Distinguish between AGM and EGM

Annual general meetings (AGMs) are a part of the normal financial calendar for all limited companies and take place on the occasion of the year-end results presentation and the publication of the annual report.

Extraordinary general meetings are called to discuss strategic and other issues with shareholders outside the normal financial calendar.


Both types of meetings are formal meetings between company directors and the shareholders of the company. They typically involve presentations by the board (typically the chairman and/or CEO) and a chance for shareholders to question the board.

The AGM is a formal part of a company financial year. Its purpose is to allow the board to present the year’s results, discuss the outlook for the coming year, present the formal, audited accounts and to have the final dividend and directors’ emoluments approved by shareholders. Shareholder approval is signalled by the passing of resolutions in which shareholders vote in proportion to their holdings. It is usual for the board to make a recommendation and then seek approval of that recommendation by shareholders. The dividend per share, for example, is recommended by the board but only paid after approval by the shareholders at the AGM. Institutional shareholders may employ proxy voting if they are unable to attend in person.

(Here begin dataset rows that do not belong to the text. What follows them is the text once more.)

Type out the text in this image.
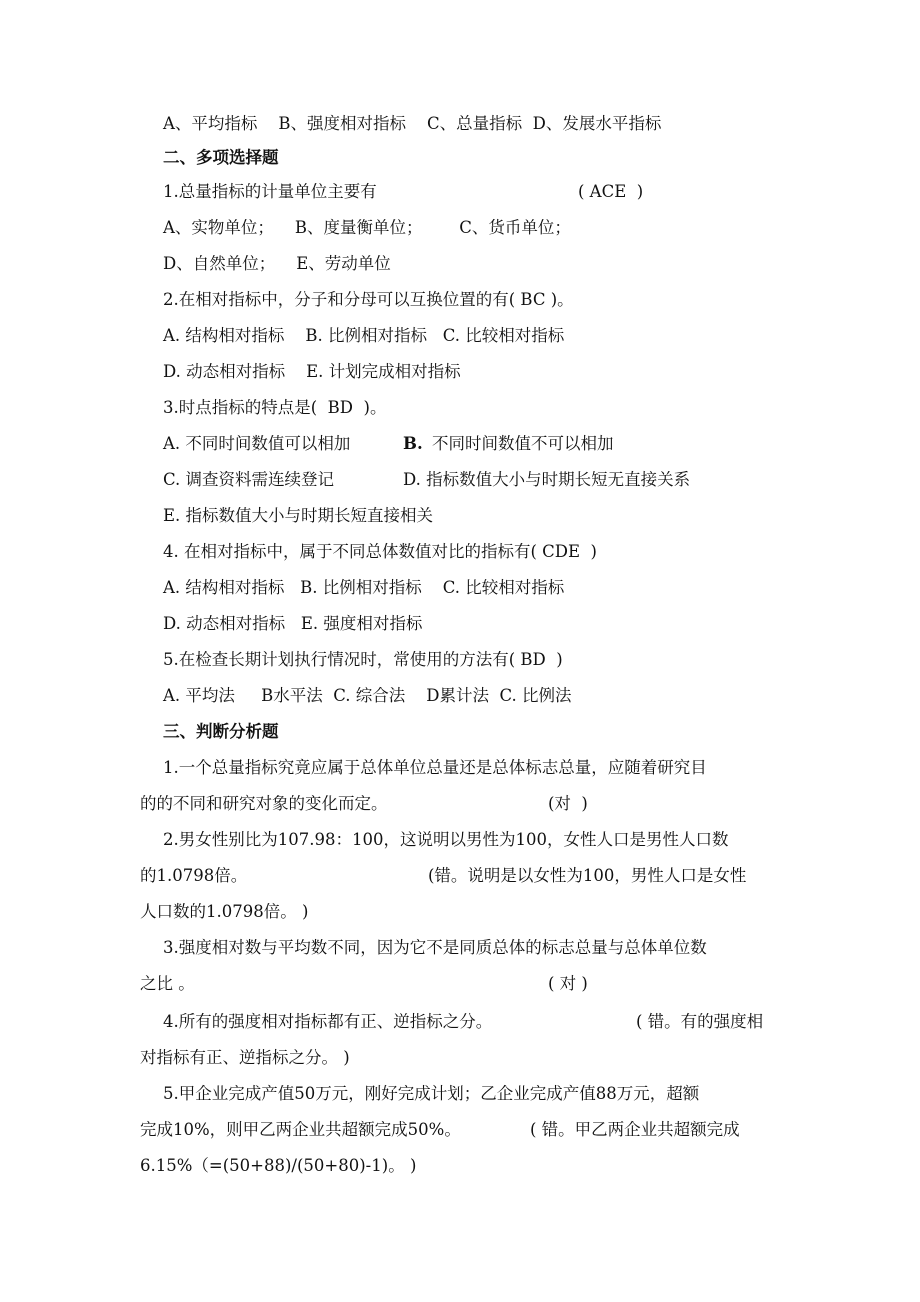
A、平均指标    B、强度相对指标    C、总量指标  D、发展水平指标
二、多项选择题
1.总量指标的计量单位主要有	( ACE  )
A、实物单位；    B、度量衡单位；       C、货币单位；
D、自然单位；    E、劳动单位
2.在相对指标中，分子和分母可以互换位置的有( BC )。
A. 结构相对指标    B. 比例相对指标   C. 比较相对指标
D. 动态相对指标    E. 计划完成相对指标
3.时点指标的特点是(  BD  )。
A. 不同时间数值可以相加	B. 不同时间数值不可以相加
C. 调查资料需连续登记	D. 指标数值大小与时期长短无直接关系
E. 指标数值大小与时期长短直接相关
4. 在相对指标中，属于不同总体数值对比的指标有( CDE  )
A. 结构相对指标   B. 比例相对指标    C. 比较相对指标
D. 动态相对指标   E. 强度相对指标
5.在检查长期计划执行情况时，常使用的方法有( BD  )
A. 平均法     B水平法  C. 综合法    D累计法  C. 比例法
三、判断分析题
1.一个总量指标究竟应属于总体单位总量还是总体标志总量，应随着研究目
的的不同和研究对象的变化而定。	(对  )
2.男女性别比为107.98：100，这说明以男性为100，女性人口是男性人口数
的1.0798倍。	(错。说明是以女性为100，男性人口是女性
人口数的1.0798倍。 )
3.强度相对数与平均数不同，因为它不是同质总体的标志总量与总体单位数
之比 。	( 对 )
4.所有的强度相对指标都有正、逆指标之分。	( 错。有的强度相
对指标有正、逆指标之分。 )
5.甲企业完成产值50万元，刚好完成计划；乙企业完成产值88万元，超额
完成10%，则甲乙两企业共超额完成50%。	( 错。甲乙两企业共超额完成
6.15%（=(50+88)/(50+80)-1)。 )
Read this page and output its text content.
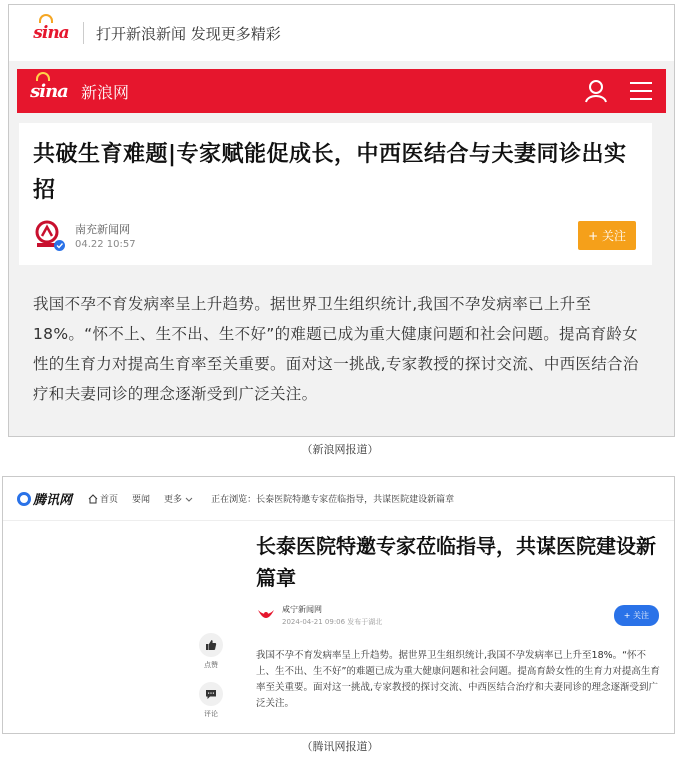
sina 打开新浪新闻 发现更多精彩
sina 新浪网
共破生育难题|专家赋能促成长，中西医结合与夫妻同诊出实招
南充新闻网
04.22 10:57
+ 关注
我国不孕不育发病率呈上升趋势。据世界卫生组织统计,我国不孕发病率已上升至18%。“怀不上、生不出、生不好”的难题已成为重大健康问题和社会问题。提高育龄女性的生育力对提高生育率至关重要。面对这一挑战,专家教授的探讨交流、中西医结合治疗和夫妻同诊的理念逐渐受到广泛关注。
（新浪网报道）
腾讯网	首页 要闻 更多	正在浏览：长泰医院特邀专家莅临指导，共谋医院建设新篇章
长泰医院特邀专家莅临指导，共谋医院建设新篇章
咸宁新闻网
2024-04-21 09:06 发布于湖北
+ 关注
点赞
评论
我国不孕不育发病率呈上升趋势。据世界卫生组织统计,我国不孕发病率已上升至18%。“怀不上、生不出、生不好”的难题已成为重大健康问题和社会问题。提高育龄女性的生育力对提高生育率至关重要。面对这一挑战,专家教授的探讨交流、中西医结合治疗和夫妻同诊的理念逐渐受到广泛关注。
（腾讯网报道）
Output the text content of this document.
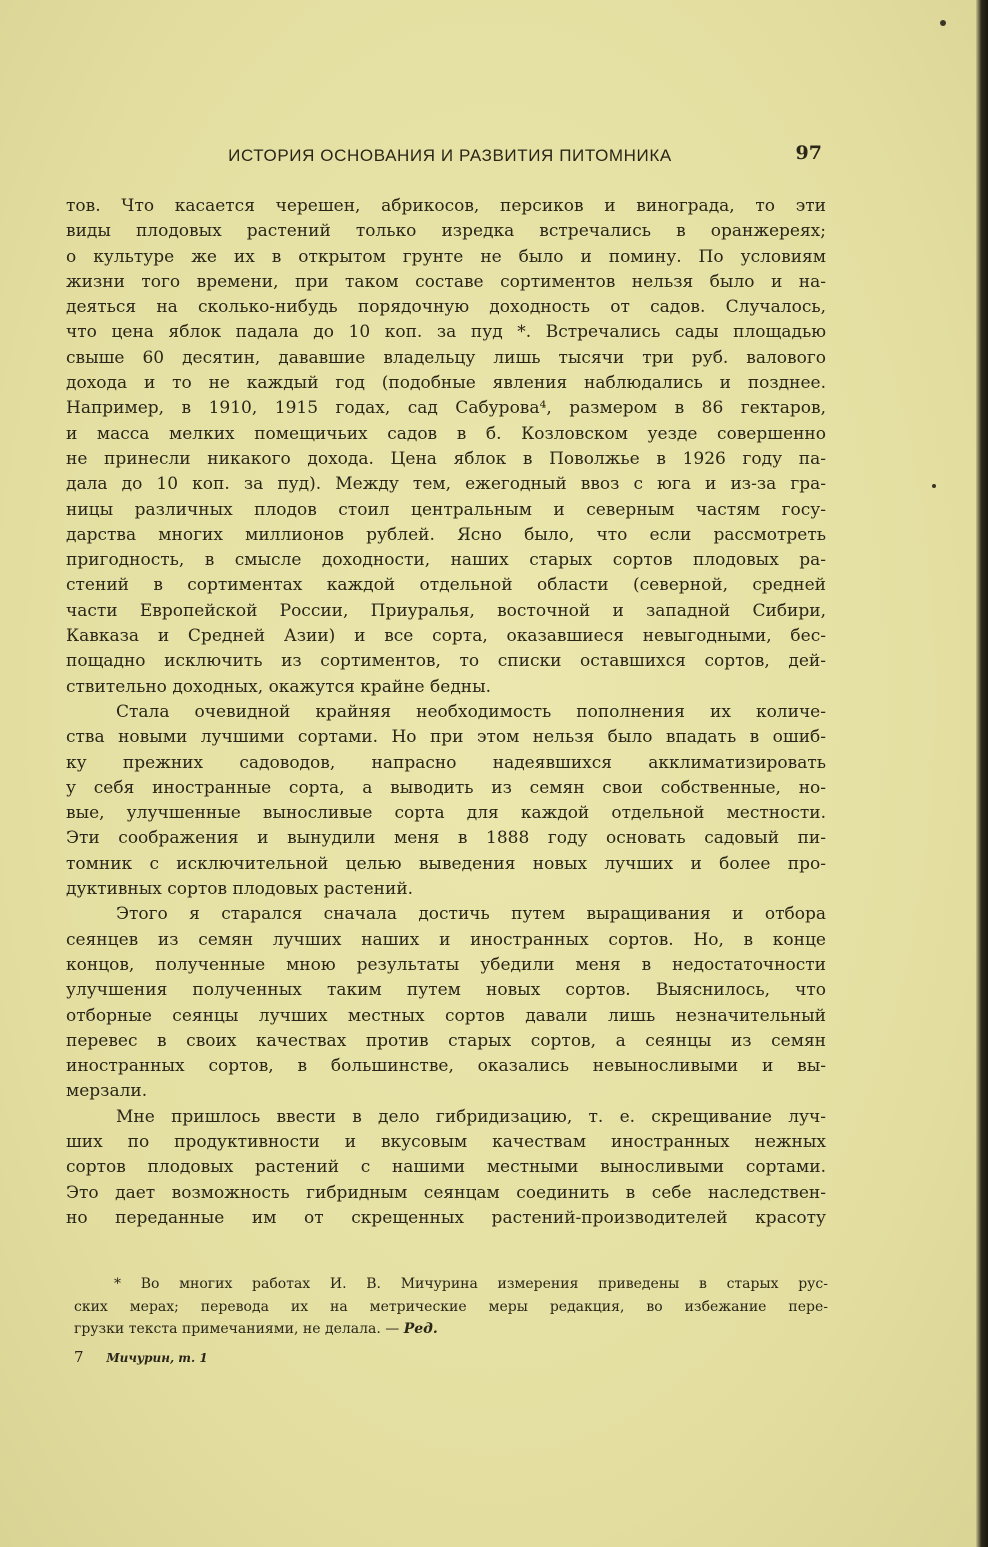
ИСТОРИЯ ОСНОВАНИЯ И РАЗВИТИЯ ПИТОМНИКА	97
тов. Что касается черешен, абрикосов, персиков и винограда, то эти
виды плодовых растений только изредка встречались в оранжереях;
о культуре же их в открытом грунте не было и помину. По условиям
жизни того времени, при таком составе сортиментов нельзя было и на-
деяться на сколько-нибудь порядочную доходность от садов. Случалось,
что цена яблок падала до 10 коп. за пуд *. Встречались сады площадью
свыше 60 десятин, дававшие владельцу лишь тысячи три руб. валового
дохода и то не каждый год (подобные явления наблюдались и позднее.
Например, в 1910, 1915 годах, сад Сабурова⁴, размером в 86 гектаров,
и масса мелких помещичьих садов в б. Козловском уезде совершенно
не принесли никакого дохода. Цена яблок в Поволжье в 1926 году па-
дала до 10 коп. за пуд). Между тем, ежегодный ввоз с юга и из-за гра-
ницы различных плодов стоил центральным и северным частям госу-
дарства многих миллионов рублей. Ясно было, что если рассмотреть
пригодность, в смысле доходности, наших старых сортов плодовых ра-
стений в сортиментах каждой отдельной области (северной, средней
части Европейской России, Приуралья, восточной и западной Сибири,
Кавказа и Средней Азии) и все сорта, оказавшиеся невыгодными, бес-
пощадно исключить из сортиментов, то списки оставшихся сортов, дей-
ствительно доходных, окажутся крайне бедны.
Стала очевидной крайняя необходимость пополнения их количе-
ства новыми лучшими сортами. Но при этом нельзя было впадать в ошиб-
ку прежних садоводов, напрасно надеявшихся акклиматизировать
у себя иностранные сорта, а выводить из семян свои собственные, но-
вые, улучшенные выносливые сорта для каждой отдельной местности.
Эти соображения и вынудили меня в 1888 году основать садовый пи-
томник с исключительной целью выведения новых лучших и более про-
дуктивных сортов плодовых растений.
Этого я старался сначала достичь путем выращивания и отбора
сеянцев из семян лучших наших и иностранных сортов. Но, в конце
концов, полученные мною результаты убедили меня в недостаточности
улучшения полученных таким путем новых сортов. Выяснилось, что
отборные сеянцы лучших местных сортов давали лишь незначительный
перевес в своих качествах против старых сортов, а сеянцы из семян
иностранных сортов, в большинстве, оказались невыносливыми и вы-
мерзали.
Мне пришлось ввести в дело гибридизацию, т. е. скрещивание луч-
ших по продуктивности и вкусовым качествам иностранных нежных
сортов плодовых растений с нашими местными выносливыми сортами.
Это дает возможность гибридным сеянцам соединить в себе наследствен-
но переданные им от скрещенных растений-производителей красоту
* Во многих работах И. В. Мичурина измерения приведены в старых рус-
ских мерах; перевода их на метрические меры редакция, во избежание пере-
грузки текста примечаниями, не делала. — Ред.
7 Мичурин, т. 1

Extraordinary meetings are called when issues need to be discussed and approved that cannot wait until the next AGM. A full year can be a very long time. In some business environments when events necessitate substantial change or a major threat, an EGM is sometimes called. Management may want a shareholder mandate for a particular strategic move, such as for a merger or acquisition. Other major issues that might threaten shareholder value may also lead to an EGM such as a ‘whistleblower’ disclosing information that might undermine shareholders’ confidence in the board of directors.